The crisp lines and cheerful, saturated colors of Kara Maria’s abstractions are complicated by the fractured imagery and central void, suggesting a site at once alluring and dangerous. Interested in the impact of our society’s entrenched and corrupted systems of power, her beautiful images portend the possibility of an apocalypse. Through the repetition and patterning of a particular shape, Rebecca Miller builds abstracted spaces on her canvases that mimic, in a two-dimensional format, as well as natural forms. Wedding the natural forms, lines, and colors of her native Northwest environment with that of largely Eastern modes of creative expression––from calligraphy to Chinese landscape scrolls, from hieroglyphics to Japanese screens––Margot Voorhies Thompson’s paintings can be considered along a trajectory of other abstractionists, such as Joan Mitchell, who looked to the natural. Yet, her sources are so varied, her incorporation of language so integral (she now uses an invented language), and her adeptness with a range of materials and processes so impressive, Thompson has successfully created a body of work uniquely her own that straddles drawing, painting, and printmaking. Michael Reafsnyder takes abstract expressionism on a joy ride in his large-scale, wildly emotional, and pointedly risky panels. Smearing, smudging, squirting, plopping, and layering paint with a child-like abandon, the works evoke so much activity as to make Jackson Pollock appear lazy.

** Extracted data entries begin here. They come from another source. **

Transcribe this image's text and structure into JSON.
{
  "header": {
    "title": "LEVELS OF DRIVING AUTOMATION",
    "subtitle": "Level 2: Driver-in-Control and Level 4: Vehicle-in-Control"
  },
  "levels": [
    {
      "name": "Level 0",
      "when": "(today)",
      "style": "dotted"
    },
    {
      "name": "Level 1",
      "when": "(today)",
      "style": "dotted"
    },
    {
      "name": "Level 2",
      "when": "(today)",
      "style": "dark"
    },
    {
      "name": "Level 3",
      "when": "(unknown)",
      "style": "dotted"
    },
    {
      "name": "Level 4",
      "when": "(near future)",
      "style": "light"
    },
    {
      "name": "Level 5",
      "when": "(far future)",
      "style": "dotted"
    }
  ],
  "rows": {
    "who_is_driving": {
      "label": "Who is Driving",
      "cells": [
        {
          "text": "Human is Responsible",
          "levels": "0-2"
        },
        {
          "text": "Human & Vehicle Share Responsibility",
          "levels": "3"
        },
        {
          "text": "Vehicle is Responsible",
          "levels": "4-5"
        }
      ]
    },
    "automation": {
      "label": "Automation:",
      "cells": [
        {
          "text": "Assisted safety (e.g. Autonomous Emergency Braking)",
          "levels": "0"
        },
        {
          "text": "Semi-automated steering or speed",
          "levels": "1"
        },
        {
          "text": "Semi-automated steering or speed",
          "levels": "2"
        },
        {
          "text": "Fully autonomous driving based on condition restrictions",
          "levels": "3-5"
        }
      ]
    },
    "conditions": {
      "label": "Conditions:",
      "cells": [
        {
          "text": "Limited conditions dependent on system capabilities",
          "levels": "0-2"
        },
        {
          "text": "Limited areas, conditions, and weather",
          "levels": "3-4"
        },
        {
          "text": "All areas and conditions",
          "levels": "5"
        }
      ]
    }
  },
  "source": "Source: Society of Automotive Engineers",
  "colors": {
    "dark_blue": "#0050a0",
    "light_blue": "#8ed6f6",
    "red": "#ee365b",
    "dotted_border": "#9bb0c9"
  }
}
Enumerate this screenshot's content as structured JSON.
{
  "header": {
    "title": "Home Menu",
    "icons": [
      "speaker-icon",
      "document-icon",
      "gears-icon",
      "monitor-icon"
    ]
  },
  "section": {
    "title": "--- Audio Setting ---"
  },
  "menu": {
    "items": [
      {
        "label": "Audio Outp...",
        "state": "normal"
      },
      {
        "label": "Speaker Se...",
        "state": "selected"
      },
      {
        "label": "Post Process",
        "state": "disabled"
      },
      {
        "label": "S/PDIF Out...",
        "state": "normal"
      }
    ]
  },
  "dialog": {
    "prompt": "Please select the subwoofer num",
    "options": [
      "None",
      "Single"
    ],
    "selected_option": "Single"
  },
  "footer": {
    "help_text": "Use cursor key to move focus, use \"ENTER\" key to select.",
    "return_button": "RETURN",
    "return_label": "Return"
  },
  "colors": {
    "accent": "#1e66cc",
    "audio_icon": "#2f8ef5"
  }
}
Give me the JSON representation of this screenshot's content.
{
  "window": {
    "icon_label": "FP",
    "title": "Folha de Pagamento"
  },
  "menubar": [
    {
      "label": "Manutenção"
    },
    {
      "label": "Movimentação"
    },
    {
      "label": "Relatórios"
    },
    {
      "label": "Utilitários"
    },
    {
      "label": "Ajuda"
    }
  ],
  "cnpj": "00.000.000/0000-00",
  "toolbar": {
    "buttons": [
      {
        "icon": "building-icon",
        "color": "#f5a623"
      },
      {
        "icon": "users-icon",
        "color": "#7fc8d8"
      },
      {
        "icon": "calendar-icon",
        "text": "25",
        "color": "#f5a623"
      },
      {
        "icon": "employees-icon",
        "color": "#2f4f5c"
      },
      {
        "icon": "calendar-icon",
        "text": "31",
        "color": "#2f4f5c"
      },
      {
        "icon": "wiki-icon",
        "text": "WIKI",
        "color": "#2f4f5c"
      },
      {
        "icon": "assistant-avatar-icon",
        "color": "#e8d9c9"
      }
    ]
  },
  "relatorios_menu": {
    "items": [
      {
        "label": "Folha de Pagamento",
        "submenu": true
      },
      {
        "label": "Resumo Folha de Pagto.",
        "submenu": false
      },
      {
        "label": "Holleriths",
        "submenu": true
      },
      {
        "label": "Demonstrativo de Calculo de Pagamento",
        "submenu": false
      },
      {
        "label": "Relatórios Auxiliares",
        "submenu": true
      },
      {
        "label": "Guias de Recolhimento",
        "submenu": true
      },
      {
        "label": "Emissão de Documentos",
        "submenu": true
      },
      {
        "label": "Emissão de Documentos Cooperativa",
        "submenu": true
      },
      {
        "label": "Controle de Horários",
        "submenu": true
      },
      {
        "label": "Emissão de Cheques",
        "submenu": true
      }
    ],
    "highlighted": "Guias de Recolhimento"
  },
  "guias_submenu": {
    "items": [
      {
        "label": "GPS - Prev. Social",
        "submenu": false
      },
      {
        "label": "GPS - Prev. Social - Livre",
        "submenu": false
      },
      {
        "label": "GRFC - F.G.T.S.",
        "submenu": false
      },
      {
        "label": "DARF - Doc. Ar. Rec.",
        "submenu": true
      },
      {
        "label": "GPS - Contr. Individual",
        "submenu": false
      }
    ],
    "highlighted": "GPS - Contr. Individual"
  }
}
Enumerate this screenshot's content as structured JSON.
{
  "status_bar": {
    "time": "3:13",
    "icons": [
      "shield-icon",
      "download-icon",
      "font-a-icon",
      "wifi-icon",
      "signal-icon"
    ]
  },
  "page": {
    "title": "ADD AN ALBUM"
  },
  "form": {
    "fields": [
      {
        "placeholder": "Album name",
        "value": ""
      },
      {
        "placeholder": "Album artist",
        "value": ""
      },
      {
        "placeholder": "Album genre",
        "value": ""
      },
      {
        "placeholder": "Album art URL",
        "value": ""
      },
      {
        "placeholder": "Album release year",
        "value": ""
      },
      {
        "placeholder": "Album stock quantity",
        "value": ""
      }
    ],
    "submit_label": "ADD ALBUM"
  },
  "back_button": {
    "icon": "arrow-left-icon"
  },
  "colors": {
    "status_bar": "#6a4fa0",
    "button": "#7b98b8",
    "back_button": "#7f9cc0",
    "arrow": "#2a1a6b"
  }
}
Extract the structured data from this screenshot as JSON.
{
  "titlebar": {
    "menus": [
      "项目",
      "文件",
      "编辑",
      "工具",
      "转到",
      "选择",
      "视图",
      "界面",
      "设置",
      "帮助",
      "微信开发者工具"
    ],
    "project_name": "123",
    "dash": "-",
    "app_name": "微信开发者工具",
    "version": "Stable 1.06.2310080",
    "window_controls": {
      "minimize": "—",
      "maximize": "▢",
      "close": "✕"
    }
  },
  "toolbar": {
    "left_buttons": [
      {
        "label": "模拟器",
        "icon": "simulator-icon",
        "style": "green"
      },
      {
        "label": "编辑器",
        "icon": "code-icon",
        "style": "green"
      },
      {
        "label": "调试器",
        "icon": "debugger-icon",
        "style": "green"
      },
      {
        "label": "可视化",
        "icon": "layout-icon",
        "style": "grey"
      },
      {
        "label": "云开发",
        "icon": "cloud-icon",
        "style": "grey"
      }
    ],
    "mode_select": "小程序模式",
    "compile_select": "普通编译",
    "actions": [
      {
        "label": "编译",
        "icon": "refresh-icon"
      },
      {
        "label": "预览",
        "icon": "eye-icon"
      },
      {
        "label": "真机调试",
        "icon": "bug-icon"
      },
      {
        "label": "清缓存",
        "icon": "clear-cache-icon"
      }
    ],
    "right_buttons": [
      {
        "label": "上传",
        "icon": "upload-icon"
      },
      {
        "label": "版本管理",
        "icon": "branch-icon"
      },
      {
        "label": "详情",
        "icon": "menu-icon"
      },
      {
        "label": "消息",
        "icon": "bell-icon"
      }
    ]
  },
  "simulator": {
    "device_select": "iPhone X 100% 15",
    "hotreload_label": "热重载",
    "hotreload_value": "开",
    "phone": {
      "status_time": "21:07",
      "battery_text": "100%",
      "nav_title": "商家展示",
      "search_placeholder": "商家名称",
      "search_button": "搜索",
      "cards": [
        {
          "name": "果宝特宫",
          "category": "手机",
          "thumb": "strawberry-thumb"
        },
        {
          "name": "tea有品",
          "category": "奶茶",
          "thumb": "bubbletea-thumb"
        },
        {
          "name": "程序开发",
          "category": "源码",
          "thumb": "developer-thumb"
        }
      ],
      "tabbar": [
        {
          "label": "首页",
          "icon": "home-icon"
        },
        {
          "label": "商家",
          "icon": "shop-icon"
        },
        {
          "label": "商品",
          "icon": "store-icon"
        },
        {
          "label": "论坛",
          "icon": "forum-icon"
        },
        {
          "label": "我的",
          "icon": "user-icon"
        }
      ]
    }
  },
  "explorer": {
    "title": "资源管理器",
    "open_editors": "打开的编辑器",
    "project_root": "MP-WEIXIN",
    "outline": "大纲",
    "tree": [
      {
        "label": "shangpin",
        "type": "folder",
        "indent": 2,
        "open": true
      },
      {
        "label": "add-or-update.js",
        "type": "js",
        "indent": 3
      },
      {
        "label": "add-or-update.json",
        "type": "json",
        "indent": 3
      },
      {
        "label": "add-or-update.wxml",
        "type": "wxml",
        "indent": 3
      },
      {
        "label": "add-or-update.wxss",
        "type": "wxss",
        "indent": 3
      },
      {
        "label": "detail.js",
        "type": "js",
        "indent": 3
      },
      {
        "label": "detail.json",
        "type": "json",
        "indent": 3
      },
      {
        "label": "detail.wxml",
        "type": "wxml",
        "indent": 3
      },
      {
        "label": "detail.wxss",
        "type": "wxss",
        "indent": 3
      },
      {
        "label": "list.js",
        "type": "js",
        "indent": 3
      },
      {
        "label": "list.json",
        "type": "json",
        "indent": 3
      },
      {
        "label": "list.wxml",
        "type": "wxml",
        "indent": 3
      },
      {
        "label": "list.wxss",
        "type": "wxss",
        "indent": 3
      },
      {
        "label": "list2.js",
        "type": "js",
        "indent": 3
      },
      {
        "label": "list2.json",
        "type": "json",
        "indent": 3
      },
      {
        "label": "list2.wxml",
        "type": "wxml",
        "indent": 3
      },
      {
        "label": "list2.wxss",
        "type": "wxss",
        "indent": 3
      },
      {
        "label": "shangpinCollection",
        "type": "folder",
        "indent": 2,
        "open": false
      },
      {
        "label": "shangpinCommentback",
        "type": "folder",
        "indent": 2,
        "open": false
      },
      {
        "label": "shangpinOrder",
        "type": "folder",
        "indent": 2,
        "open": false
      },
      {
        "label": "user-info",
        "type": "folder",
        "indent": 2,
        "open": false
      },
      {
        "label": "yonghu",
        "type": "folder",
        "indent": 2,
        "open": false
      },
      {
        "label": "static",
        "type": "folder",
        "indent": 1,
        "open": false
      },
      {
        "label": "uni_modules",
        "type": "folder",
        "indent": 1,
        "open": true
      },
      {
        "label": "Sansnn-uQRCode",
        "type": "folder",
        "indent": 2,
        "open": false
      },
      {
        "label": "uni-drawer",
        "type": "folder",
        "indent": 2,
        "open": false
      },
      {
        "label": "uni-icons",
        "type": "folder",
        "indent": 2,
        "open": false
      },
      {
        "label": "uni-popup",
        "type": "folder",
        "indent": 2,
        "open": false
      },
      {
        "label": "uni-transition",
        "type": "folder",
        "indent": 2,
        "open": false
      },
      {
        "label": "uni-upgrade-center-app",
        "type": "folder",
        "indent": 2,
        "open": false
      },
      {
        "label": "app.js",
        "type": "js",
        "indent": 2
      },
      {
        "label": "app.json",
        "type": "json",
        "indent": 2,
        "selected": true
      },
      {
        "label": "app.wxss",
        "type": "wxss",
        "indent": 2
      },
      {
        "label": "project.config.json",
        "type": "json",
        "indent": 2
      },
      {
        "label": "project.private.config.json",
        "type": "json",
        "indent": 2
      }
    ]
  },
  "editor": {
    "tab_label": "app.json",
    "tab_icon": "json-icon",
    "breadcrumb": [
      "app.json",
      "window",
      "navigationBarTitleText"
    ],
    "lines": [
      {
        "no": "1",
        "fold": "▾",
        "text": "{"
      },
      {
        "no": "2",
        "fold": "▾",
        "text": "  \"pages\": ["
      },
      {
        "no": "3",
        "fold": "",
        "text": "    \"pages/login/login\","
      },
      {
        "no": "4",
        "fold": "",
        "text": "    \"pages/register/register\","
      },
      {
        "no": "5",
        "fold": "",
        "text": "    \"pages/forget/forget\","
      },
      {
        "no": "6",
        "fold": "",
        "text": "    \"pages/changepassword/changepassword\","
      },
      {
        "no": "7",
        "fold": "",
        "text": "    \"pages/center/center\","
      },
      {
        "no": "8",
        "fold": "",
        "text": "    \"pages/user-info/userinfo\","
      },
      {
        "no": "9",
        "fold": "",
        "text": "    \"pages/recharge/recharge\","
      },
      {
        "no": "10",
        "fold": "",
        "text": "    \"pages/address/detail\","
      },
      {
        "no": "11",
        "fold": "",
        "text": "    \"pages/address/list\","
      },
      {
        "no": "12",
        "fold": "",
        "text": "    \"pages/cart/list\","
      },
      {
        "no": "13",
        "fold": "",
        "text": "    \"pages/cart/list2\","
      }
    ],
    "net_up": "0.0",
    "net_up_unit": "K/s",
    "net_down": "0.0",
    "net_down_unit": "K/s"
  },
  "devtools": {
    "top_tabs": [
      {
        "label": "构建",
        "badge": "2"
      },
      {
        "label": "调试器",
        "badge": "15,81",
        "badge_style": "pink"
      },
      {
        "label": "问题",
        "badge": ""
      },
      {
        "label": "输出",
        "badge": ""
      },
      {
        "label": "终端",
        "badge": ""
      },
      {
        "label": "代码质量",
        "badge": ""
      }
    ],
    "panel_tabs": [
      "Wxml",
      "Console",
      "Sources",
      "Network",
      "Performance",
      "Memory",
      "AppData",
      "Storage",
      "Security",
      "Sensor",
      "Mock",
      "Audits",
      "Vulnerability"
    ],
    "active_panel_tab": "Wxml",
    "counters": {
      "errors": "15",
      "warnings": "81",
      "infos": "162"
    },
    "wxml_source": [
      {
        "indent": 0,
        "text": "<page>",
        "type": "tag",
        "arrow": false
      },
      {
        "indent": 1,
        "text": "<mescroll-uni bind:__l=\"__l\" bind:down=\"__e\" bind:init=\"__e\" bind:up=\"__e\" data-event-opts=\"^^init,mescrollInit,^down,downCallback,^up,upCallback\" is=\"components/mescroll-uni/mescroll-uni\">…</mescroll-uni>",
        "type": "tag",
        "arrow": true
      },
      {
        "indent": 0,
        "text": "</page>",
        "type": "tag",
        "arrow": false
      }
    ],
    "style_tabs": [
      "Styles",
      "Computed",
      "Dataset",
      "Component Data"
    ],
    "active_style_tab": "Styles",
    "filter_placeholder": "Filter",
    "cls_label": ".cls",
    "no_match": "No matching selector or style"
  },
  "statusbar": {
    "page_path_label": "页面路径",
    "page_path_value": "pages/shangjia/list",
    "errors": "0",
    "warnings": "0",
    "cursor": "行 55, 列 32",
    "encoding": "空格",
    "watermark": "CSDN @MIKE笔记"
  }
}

Distinctly different approaches to figurative painting are evident within the works included. Taking the classical practice of using costume and accoutrements to symbolize qualities or convey the status of the subject, coupled with moments of surrealist flair, Timothy Cummings offers viewers insights into his characters while leaving much up to the imagination. While rooted in the traditional mode of oil on canvas, Lien Truong’s provocative take on the family portrait embraces the myriad domestic arrangements that fall outside of conservative conventional definitions of family. Dressed in everyday clothing and devoid of contextualizing scenery or background, viewers are free to create links and reflect upon how Truong’s groupings of figures constitute a contemporary family as valid as any other. Working in the wonderfully iridescent medium of watercolor (which has been experiencing a resurgence of interest among contemporary artists such as Tim Gardner, Barnaby Furnas, Wangechi Mutu, and several others), Kim McCarty’s compelling portraits of adolescents are unnerving for the brash confidence with which the subjects gaze at the viewer while simultaneously capturing all the awkwardness and vulnerability that accompanies this phase of life.

All the artists selected for inclusion here laboriously delve into the medium of painting and its complex history while simultaneously remaining committed to experimentation and new ideas. This willingness to take risks within work that consistently reveals proficiency with materials and techniques combined with strong conceptual underpinnings certainly provides food for thought and lots of visual splendor.